The problem is that most of those implementations need a new resources etc. it's much easier to think this so that one can inject a sidecar which can control the whole lifecycle (including starting and restarting on demand) so that it can control the service beyond just sitting there.

Why would this be beneficial? It's really useful in low utilisation and low memory situations, e.g. k3s with Raspberry Pi, or Digital Ocean droplet for hobby projects. Many of us have lot's of web services that need not to be running all the time, just having a sidecar which can wake them up on demand would be enough.

kfox1111 commented 5 years ago

Not sure this really works for your use case. I totally see the desire to do what you want to do on such resource constrained systems.

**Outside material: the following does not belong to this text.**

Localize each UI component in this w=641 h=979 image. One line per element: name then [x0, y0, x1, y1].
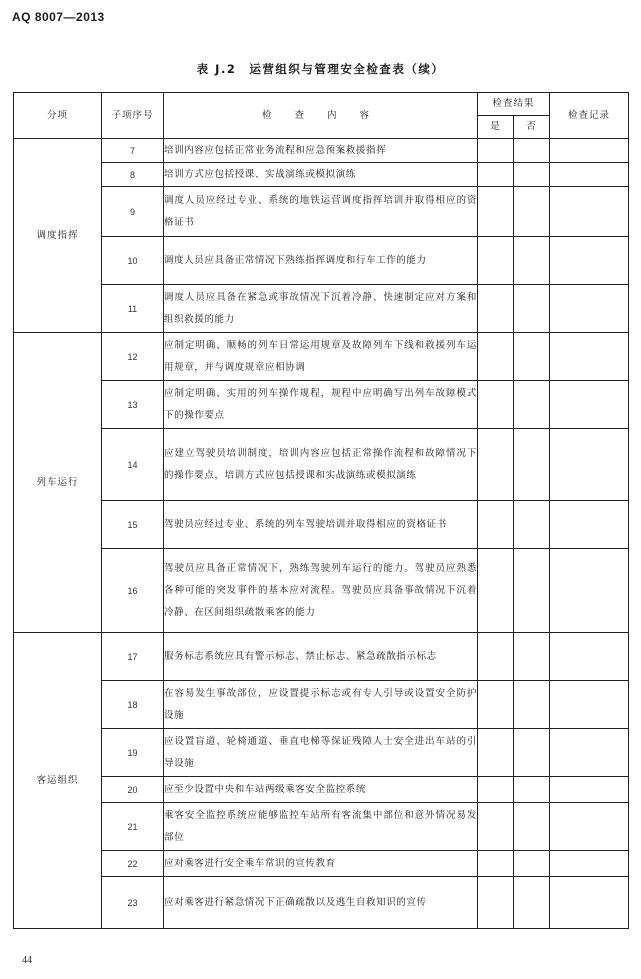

But to be really stable, you need to use resource requests to help schedule the workload. These would need to be specified up front so regardless if the workload is running or not, it should be reserving the resource.

To work around this, you pretty much need a pod of its own to do the initial connection receiving and make a new pod request to k8s, wait for it to spin it up, then send the traffic to it. Sidecar container enhancements aren't needed in this case I think. You need something more like an xinetd for k8s I think.

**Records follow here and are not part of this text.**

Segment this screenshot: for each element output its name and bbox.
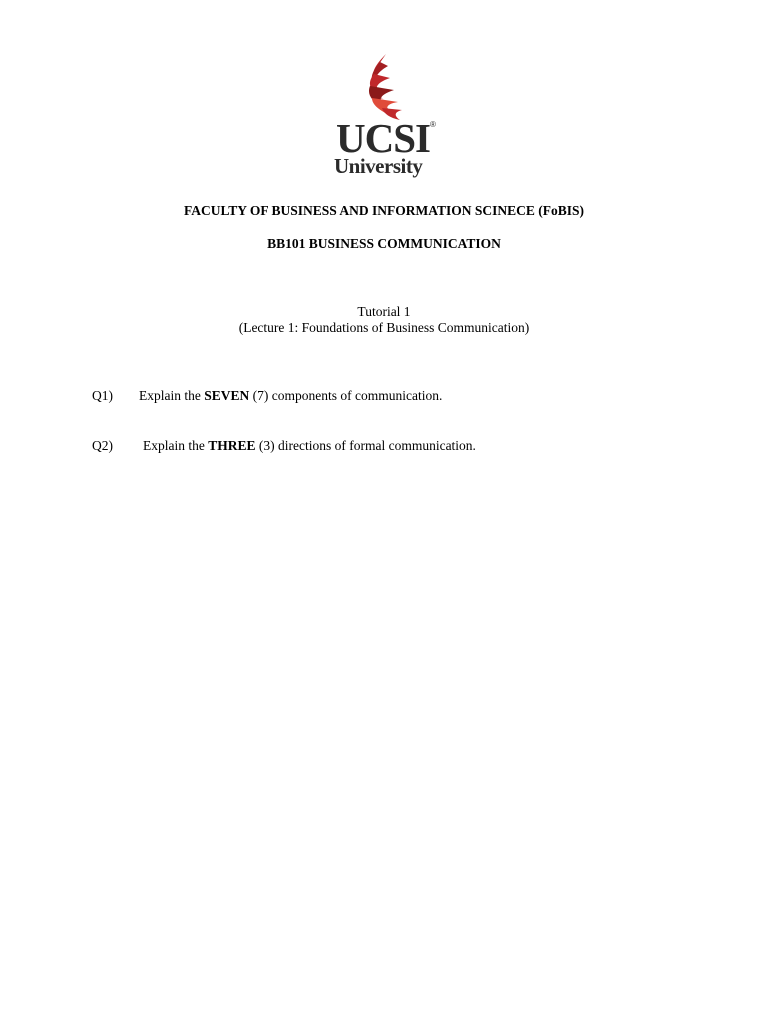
logo-subtitle: University [334, 154, 423, 178]
registered-mark: ® [430, 120, 436, 129]
question-number: Q2) [92, 438, 113, 453]
question-2 [92, 438, 476, 454]
question-suffix: (7) components of communication. [249, 388, 443, 403]
tutorial-title: Tutorial 1 [357, 304, 411, 319]
question-suffix: (3) directions of formal communication. [255, 438, 476, 453]
faculty-heading: FACULTY OF BUSINESS AND INFORMATION SCINECE (FoBIS) [183, 203, 585, 218]
question-emphasis: SEVEN [204, 388, 250, 403]
course-heading: BB101 BUSINESS COMMUNICATION [267, 236, 501, 251]
logo-wordmark: UCSI [336, 115, 430, 161]
question-prefix: Explain the [139, 388, 205, 403]
question-number: Q1) [92, 388, 113, 403]
question-prefix: Explain the [143, 438, 209, 453]
question-emphasis: THREE [208, 438, 256, 453]
flame-icon [330, 52, 440, 122]
question-1 [92, 388, 442, 404]
lecture-subtitle: (Lecture 1: Foundations of Business Communication) [238, 320, 530, 335]
ucsi-logo [330, 52, 440, 182]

mrbobbytables commented 5 years ago

Hey there @Joseph-Irving -- 1.17 Enhancements lead here. I wanted to check in and see if you think this Enhancement will be graduating to alpha in 1.17?

The current release schedule is:

If you do, once coding begins please list all relevant k/k PRs in this issue so they can be tracked properly. 👍

Thanks!

Joseph-Irving commented 5 years ago

Hi @mrbobbytables, assuming we can get everything reviewed in time the plan is to graduate to alpha in 1.17.

The current open PRs are: https://github.com/kubernetes/kubernetes/pull/79649 - API Changes https://github.com/kubernetes/kubernetes/pull/80744 - Kubelet Changes

Let me know if you need anything else!